在宅介護エキスパート協会代表。会社員として働きながら親の介護を10年以上経験し、社会福祉士、精神保健福祉士、宅地建物取引士、ファイナンシャルプランナーなどの資格を取得。自治体の介護サービス相談員も務め、多くのメディアで執筆。著書『入院・介護・認知症…親が倒れたら、まず読む本』(プレジデント社)がある。

遠距離介護が始まるきっかけ

 筆者の両親は、父親の定年を機に地元の静岡に戻って2人暮らしをしていました。当時70代後半だった両親は、まだ介護が必要ではなかったものの、生活面で少し不安を感じるようになりました。そこで私は、「老後の人生は孫たちとも食事や旅行を楽しんでもらいたい」と思い、私が住んでいる神奈川・川崎市に呼び寄せることにしました。

 父が現役時代に生活していた川崎市は、両親にとっても馴染みのある場所です。

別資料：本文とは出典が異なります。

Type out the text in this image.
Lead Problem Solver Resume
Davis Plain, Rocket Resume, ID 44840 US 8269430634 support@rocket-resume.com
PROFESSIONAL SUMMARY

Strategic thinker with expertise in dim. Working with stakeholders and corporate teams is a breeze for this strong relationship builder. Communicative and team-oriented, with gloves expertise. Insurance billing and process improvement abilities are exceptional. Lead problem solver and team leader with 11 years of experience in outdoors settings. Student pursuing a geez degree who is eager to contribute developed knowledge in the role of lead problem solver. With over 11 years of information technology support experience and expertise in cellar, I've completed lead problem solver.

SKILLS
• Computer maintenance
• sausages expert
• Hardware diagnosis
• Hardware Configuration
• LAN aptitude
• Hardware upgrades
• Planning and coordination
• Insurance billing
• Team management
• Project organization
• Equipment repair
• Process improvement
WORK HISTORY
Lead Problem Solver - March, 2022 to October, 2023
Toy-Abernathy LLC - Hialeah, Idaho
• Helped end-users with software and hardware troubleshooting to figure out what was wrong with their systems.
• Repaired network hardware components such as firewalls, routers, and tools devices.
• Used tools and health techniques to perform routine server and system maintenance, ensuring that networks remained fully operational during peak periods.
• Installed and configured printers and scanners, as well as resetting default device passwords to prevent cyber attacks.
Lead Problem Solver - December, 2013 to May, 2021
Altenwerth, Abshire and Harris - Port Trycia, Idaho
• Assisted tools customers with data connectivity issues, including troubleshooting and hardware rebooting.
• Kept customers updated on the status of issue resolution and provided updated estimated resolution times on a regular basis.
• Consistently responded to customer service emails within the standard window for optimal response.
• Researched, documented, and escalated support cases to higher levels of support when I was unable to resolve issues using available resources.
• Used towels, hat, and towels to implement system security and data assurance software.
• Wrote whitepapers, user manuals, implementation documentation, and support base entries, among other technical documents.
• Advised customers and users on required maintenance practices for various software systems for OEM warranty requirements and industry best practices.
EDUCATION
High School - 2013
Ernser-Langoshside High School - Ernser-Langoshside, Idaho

母親は何も言いませんでしたが、父親は「それもいいな」と賛成してくれ、私の自宅の近くにマンションを借りて暮らし始めました。

「娘の近くなら安心だろう」と、その頃の私は、親孝行をしたと信じて疑いませんでした。

 私は毎日仕事帰りに親の家に寄っていたのですが、ひと月、ふた月と経つうちに、母親が布団で寝ていることが多くなりました。実はこの時、母がアルツハイマー型認知症の初期段階だったことが後の検査でわかります。

 静岡の実家は戸建てで、窓から自然を眺めたり、ご近所さんが行き来したりする環境でした。そんな母にとってマンション生活でふさぎがちになっていたことも良くなかったのかもしれません。

 半年後、父親から「元の家に帰りたい」と相談がありました。幸いなことに、実家は借り手がつかず空き家だったので、両親は再び静岡に戻って暮らすことになったのです。こうして、筆者は川崎と静岡を往き来する遠距離介護が始まりました。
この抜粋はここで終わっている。